Dengan Kebaikan
Mereka Menjadi Tahu
Ini
adalah pengalaman yang pernah gue alami sendiri. Cukup biasa sih. Biasa banget
malah nggak terlalu amazing. Tetapi
apa pun itu yang penting gue dapat mengambil pelajarannya. Memang benar apa
yang ibu gue bilang selama ini. Betapa jahatnya perlakuan yang dilakukan orang
lain terhadap kita, tidak ada salahnya jika kita memperlakukannya sewajarnya
saja dan jangan ada kata balas dendam yang terpenting. Memang sebenarnya sangat
berat untuk bersikap demikian. Bisa kok, asalkan kita sabar dan mau melakukannya.
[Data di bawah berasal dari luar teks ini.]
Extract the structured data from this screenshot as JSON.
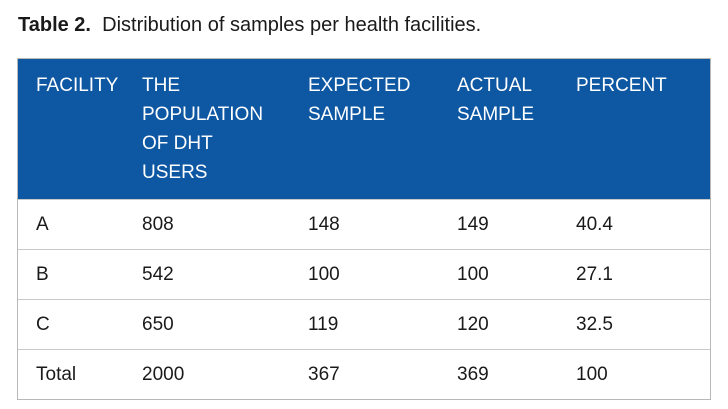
{
  "caption": {
    "label": "Table 2.",
    "text": "Distribution of samples per health facilities."
  },
  "table": {
    "headers": [
      [
        "FACILITY"
      ],
      [
        "THE",
        "POPULATION",
        "OF DHT",
        "USERS"
      ],
      [
        "EXPECTED",
        "SAMPLE"
      ],
      [
        "ACTUAL",
        "SAMPLE"
      ],
      [
        "PERCENT"
      ]
    ],
    "rows": [
      [
        "A",
        "808",
        "148",
        "149",
        "40.4"
      ],
      [
        "B",
        "542",
        "100",
        "100",
        "27.1"
      ],
      [
        "C",
        "650",
        "119",
        "120",
        "32.5"
      ],
      [
        "Total",
        "2000",
        "367",
        "369",
        "100"
      ]
    ]
  },
  "colors": {
    "header_background": "#0e57a3",
    "header_text": "#ffffff",
    "row_divider": "#c8c8c8"
  }
}
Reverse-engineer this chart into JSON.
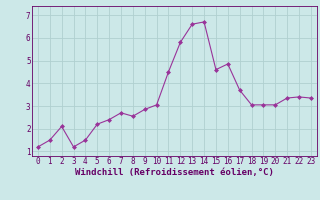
{
  "x": [
    0,
    1,
    2,
    3,
    4,
    5,
    6,
    7,
    8,
    9,
    10,
    11,
    12,
    13,
    14,
    15,
    16,
    17,
    18,
    19,
    20,
    21,
    22,
    23
  ],
  "y": [
    1.2,
    1.5,
    2.1,
    1.2,
    1.5,
    2.2,
    2.4,
    2.7,
    2.55,
    2.85,
    3.05,
    4.5,
    5.8,
    6.6,
    6.7,
    4.6,
    4.85,
    3.7,
    3.05,
    3.05,
    3.05,
    3.35,
    3.4,
    3.35
  ],
  "line_color": "#993399",
  "marker": "D",
  "marker_size": 2.0,
  "bg_color": "#cce8e8",
  "grid_color": "#b0d0d0",
  "xlabel": "Windchill (Refroidissement éolien,°C)",
  "xlim": [
    -0.5,
    23.5
  ],
  "ylim": [
    0.8,
    7.4
  ],
  "yticks": [
    1,
    2,
    3,
    4,
    5,
    6,
    7
  ],
  "xticks": [
    0,
    1,
    2,
    3,
    4,
    5,
    6,
    7,
    8,
    9,
    10,
    11,
    12,
    13,
    14,
    15,
    16,
    17,
    18,
    19,
    20,
    21,
    22,
    23
  ],
  "line_color_hex": "#993399",
  "axis_label_color": "#660066",
  "tick_color": "#660066",
  "xlabel_fontsize": 6.5,
  "tick_fontsize": 5.5,
  "linewidth": 0.8
}
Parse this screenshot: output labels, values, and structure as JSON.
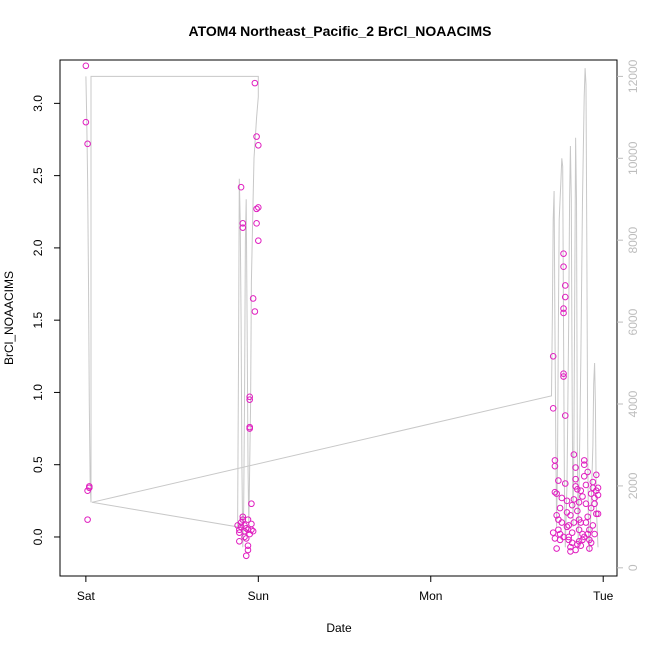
{
  "chart_data": {
    "type": "scatter",
    "title": "ATOM4 Northeast_Pacific_2 BrCl_NOAACIMS",
    "xlabel": "Date",
    "ylabel": "BrCl_NOAACIMS",
    "x_ticks": [
      {
        "day": 0,
        "label": "Sat"
      },
      {
        "day": 1,
        "label": "Sun"
      },
      {
        "day": 2,
        "label": "Mon"
      },
      {
        "day": 3,
        "label": "Tue"
      }
    ],
    "xlim_days": [
      -0.15,
      3.08
    ],
    "ylim": [
      -0.27,
      3.3
    ],
    "y_ticks": [
      0.0,
      0.5,
      1.0,
      1.5,
      2.0,
      2.5,
      3.0
    ],
    "y_tick_labels": [
      "0.0",
      "0.5",
      "1.0",
      "1.5",
      "2.0",
      "2.5",
      "3.0"
    ],
    "y2lim": [
      -200,
      12400
    ],
    "y2_ticks": [
      0,
      2000,
      4000,
      6000,
      8000,
      10000,
      12000
    ],
    "y2_tick_labels": [
      "0",
      "2000",
      "4000",
      "6000",
      "8000",
      "10000",
      "12000"
    ],
    "grid": false,
    "colors": {
      "points": "#e020c0",
      "altitude_line": "#c8c8c8",
      "right_axis": "#bdbdbd"
    },
    "series": [
      {
        "points": [
          [
            0.0,
            3.26
          ],
          [
            0.0,
            2.87
          ],
          [
            0.01,
            2.72
          ],
          [
            0.02,
            0.35
          ],
          [
            0.02,
            0.34
          ],
          [
            0.01,
            0.32
          ],
          [
            0.01,
            0.12
          ],
          [
            0.9,
            2.42
          ],
          [
            0.91,
            2.17
          ],
          [
            0.91,
            2.14
          ],
          [
            0.88,
            0.08
          ],
          [
            0.89,
            0.05
          ],
          [
            0.89,
            0.03
          ],
          [
            0.9,
            0.07
          ],
          [
            0.9,
            0.1
          ],
          [
            0.91,
            0.12
          ],
          [
            0.91,
            0.14
          ],
          [
            0.92,
            0.0
          ],
          [
            0.92,
            0.04
          ],
          [
            0.93,
            0.06
          ],
          [
            0.93,
            -0.01
          ],
          [
            0.94,
            -0.06
          ],
          [
            0.94,
            -0.09
          ],
          [
            0.95,
            0.76
          ],
          [
            0.95,
            0.75
          ],
          [
            0.95,
            0.97
          ],
          [
            0.95,
            0.95
          ],
          [
            0.96,
            0.23
          ],
          [
            0.96,
            0.09
          ],
          [
            0.94,
            0.12
          ],
          [
            0.93,
            -0.13
          ],
          [
            0.95,
            0.02
          ],
          [
            0.96,
            0.05
          ],
          [
            0.97,
            1.65
          ],
          [
            0.98,
            1.56
          ],
          [
            0.98,
            3.14
          ],
          [
            0.99,
            2.77
          ],
          [
            0.99,
            2.17
          ],
          [
            0.99,
            2.27
          ],
          [
            1.0,
            2.28
          ],
          [
            1.0,
            2.71
          ],
          [
            1.0,
            2.05
          ],
          [
            0.97,
            0.04
          ],
          [
            0.89,
            -0.03
          ],
          [
            0.92,
            0.08
          ],
          [
            0.94,
            0.05
          ],
          [
            2.71,
            1.25
          ],
          [
            2.71,
            0.89
          ],
          [
            2.72,
            0.53
          ],
          [
            2.72,
            0.49
          ],
          [
            2.72,
            0.31
          ],
          [
            2.73,
            0.3
          ],
          [
            2.73,
            0.15
          ],
          [
            2.74,
            0.12
          ],
          [
            2.74,
            0.05
          ],
          [
            2.75,
            0.02
          ],
          [
            2.75,
            -0.02
          ],
          [
            2.74,
            0.39
          ],
          [
            2.76,
            0.27
          ],
          [
            2.76,
            0.1
          ],
          [
            2.77,
            0.0
          ],
          [
            2.71,
            0.03
          ],
          [
            2.72,
            -0.01
          ],
          [
            2.73,
            -0.08
          ],
          [
            2.75,
            0.2
          ],
          [
            2.77,
            1.96
          ],
          [
            2.77,
            1.87
          ],
          [
            2.78,
            1.74
          ],
          [
            2.78,
            1.66
          ],
          [
            2.77,
            1.58
          ],
          [
            2.77,
            1.55
          ],
          [
            2.77,
            1.13
          ],
          [
            2.77,
            1.11
          ],
          [
            2.78,
            0.84
          ],
          [
            2.78,
            0.37
          ],
          [
            2.79,
            0.25
          ],
          [
            2.79,
            0.17
          ],
          [
            2.8,
            0.08
          ],
          [
            2.8,
            -0.02
          ],
          [
            2.81,
            -0.07
          ],
          [
            2.81,
            -0.1
          ],
          [
            2.82,
            0.03
          ],
          [
            2.82,
            0.22
          ],
          [
            2.83,
            0.26
          ],
          [
            2.83,
            0.57
          ],
          [
            2.84,
            0.48
          ],
          [
            2.84,
            0.4
          ],
          [
            2.84,
            0.35
          ],
          [
            2.85,
            0.33
          ],
          [
            2.85,
            0.18
          ],
          [
            2.86,
            0.12
          ],
          [
            2.86,
            0.05
          ],
          [
            2.86,
            -0.03
          ],
          [
            2.87,
            -0.06
          ],
          [
            2.87,
            0.1
          ],
          [
            2.88,
            0.02
          ],
          [
            2.88,
            0.28
          ],
          [
            2.89,
            0.53
          ],
          [
            2.89,
            0.5
          ],
          [
            2.89,
            0.42
          ],
          [
            2.9,
            0.36
          ],
          [
            2.9,
            0.23
          ],
          [
            2.91,
            0.14
          ],
          [
            2.91,
            0.02
          ],
          [
            2.92,
            -0.02
          ],
          [
            2.92,
            0.05
          ],
          [
            2.93,
            0.2
          ],
          [
            2.93,
            0.3
          ],
          [
            2.94,
            0.38
          ],
          [
            2.94,
            0.34
          ],
          [
            2.95,
            0.27
          ],
          [
            2.95,
            0.23
          ],
          [
            2.96,
            0.16
          ],
          [
            2.96,
            0.43
          ],
          [
            2.97,
            0.34
          ],
          [
            2.97,
            0.29
          ],
          [
            2.97,
            0.16
          ],
          [
            2.93,
            -0.04
          ],
          [
            2.92,
            -0.08
          ],
          [
            2.94,
            0.08
          ],
          [
            2.8,
            0.0
          ],
          [
            2.81,
            0.15
          ],
          [
            2.83,
            0.1
          ],
          [
            2.85,
            -0.05
          ],
          [
            2.87,
            0.32
          ],
          [
            2.9,
            0.1
          ],
          [
            2.95,
            0.02
          ],
          [
            2.82,
            -0.04
          ],
          [
            2.84,
            -0.09
          ],
          [
            2.86,
            0.24
          ],
          [
            2.79,
            0.07
          ],
          [
            2.88,
            -0.02
          ],
          [
            2.91,
            0.45
          ],
          [
            2.96,
            0.32
          ],
          [
            2.89,
            0.0
          ]
        ]
      }
    ],
    "altitude_line": [
      [
        0.0,
        12000
      ],
      [
        0.005,
        11000
      ],
      [
        0.01,
        9500
      ],
      [
        0.015,
        7000
      ],
      [
        0.02,
        4000
      ],
      [
        0.025,
        2000
      ],
      [
        0.03,
        1600
      ],
      [
        0.03,
        12000
      ],
      [
        1.0,
        12000
      ],
      [
        1.0,
        11500
      ],
      [
        0.99,
        11000
      ],
      [
        0.975,
        10000
      ],
      [
        0.97,
        9000
      ],
      [
        0.96,
        7000
      ],
      [
        0.955,
        4000
      ],
      [
        0.95,
        2500
      ],
      [
        0.945,
        1000
      ],
      [
        0.94,
        2500
      ],
      [
        0.935,
        6000
      ],
      [
        0.93,
        9000
      ],
      [
        0.925,
        8000
      ],
      [
        0.92,
        4000
      ],
      [
        0.915,
        1500
      ],
      [
        0.91,
        500
      ],
      [
        0.905,
        2500
      ],
      [
        0.9,
        6000
      ],
      [
        0.895,
        8500
      ],
      [
        0.89,
        9500
      ],
      [
        0.885,
        5000
      ],
      [
        0.88,
        1000
      ],
      [
        0.035,
        1600
      ],
      [
        2.7,
        4200
      ],
      [
        2.705,
        6000
      ],
      [
        2.71,
        8500
      ],
      [
        2.715,
        9200
      ],
      [
        2.72,
        6000
      ],
      [
        2.725,
        3000
      ],
      [
        2.73,
        1000
      ],
      [
        2.735,
        2500
      ],
      [
        2.74,
        6000
      ],
      [
        2.745,
        8500
      ],
      [
        2.75,
        9000
      ],
      [
        2.755,
        9500
      ],
      [
        2.76,
        10000
      ],
      [
        2.765,
        9800
      ],
      [
        2.77,
        6000
      ],
      [
        2.775,
        2000
      ],
      [
        2.78,
        500
      ],
      [
        2.79,
        2000
      ],
      [
        2.8,
        6000
      ],
      [
        2.805,
        9000
      ],
      [
        2.81,
        10300
      ],
      [
        2.815,
        9000
      ],
      [
        2.82,
        4000
      ],
      [
        2.825,
        1000
      ],
      [
        2.83,
        3000
      ],
      [
        2.835,
        7000
      ],
      [
        2.84,
        10500
      ],
      [
        2.845,
        9000
      ],
      [
        2.85,
        3000
      ],
      [
        2.855,
        600
      ],
      [
        2.86,
        2000
      ],
      [
        2.87,
        5000
      ],
      [
        2.88,
        9000
      ],
      [
        2.89,
        11500
      ],
      [
        2.895,
        12200
      ],
      [
        2.9,
        11800
      ],
      [
        2.905,
        8000
      ],
      [
        2.91,
        3000
      ],
      [
        2.915,
        800
      ],
      [
        2.92,
        400
      ],
      [
        2.93,
        1500
      ],
      [
        2.94,
        3000
      ],
      [
        2.945,
        4500
      ],
      [
        2.95,
        5000
      ],
      [
        2.955,
        4000
      ],
      [
        2.96,
        1500
      ],
      [
        2.97,
        500
      ]
    ]
  }
}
Sabar adalah hal tersulit karena itu sama saja kita memerangi diri kita
sendiri. Namun akan sangat mulia jika kita melakukan hal tersebut.
Awalnya
gue dan teman gue hendak pulang ke kota asal gue. Maklum sebagai seorang anak
kuliahan tak berduit, pulang ke rumah adalah suatu kebanggaan. Paling sebulan,
gue pulang sekali. Itu pun kalau rindu berat kepada orang tua sudah terlanjur over. Kalau enggak ya udah berdiam di
kos menikmati sakit-perihnya bersama tugas selama hari libur. Mungkin kalau
bagi orang lain akan dapat rezeki dari orang tau begitu pulang ke rumah karena
mendapat gaji bulanan dari orang tua. Kalau gue enggak. Bukan orang tua pelit
tapi memang gue yang enggak mau demi prinsip dalam diri sendiri untuk hidup
mandiri dan tidak akan merepotkan orang tua dalam taraf besar. Maksudnya
merepotkan boleh, tapi sedikit aja.
Rindu
ke orang tua sudah begitu membahara. Akhirnya meskipun waktu menunjukkan sore
gue putuskan untuk tetap pulang ke rumah. Berat sih, karena sudah gue tebak
mana ada bus ke kota gue jam segini. Kalau tidak dapat akan sangat berbahaya
jika malam hari seperti itu kita masih di luar rumah di kota orang. Tetapi
pikirku tak akan terjadi demikian, karena di samping gue masih ada teman gue
yang mau ikut pulang gue ke rumah.
Akhirnya
keputusan sudah bulat, walau pun hari sudah malam gue putuskan saja untuk
pulang. Sangat lama buat menunggu bus
datang. Selang beberapa jam, akhirnya ada angkot kecil yang setujuan dengan
kampung halaman. Ya meskipun harus disambung dengan beberapa angkot lagi atau
satu bus besar. Awalnya gue tak ingin naik angkot itu. Karena pikir gue tempat
berhenti terakhir angkot ini masih jauh dari kampung halaman gue. Lagi pula sudah
malam juga, mana ada bus besar menuju kampung halaman setelah angkot ini. Namun
supirnya justru memaksa dan berjanji akan mencarikan angkot atau bus menuju
kampung halaman gue setelah turun dari angkot ini.
Tidak
ada pembicaraan dalam angkot itu. Hanya gue, teman gue, dan supir angkot itu.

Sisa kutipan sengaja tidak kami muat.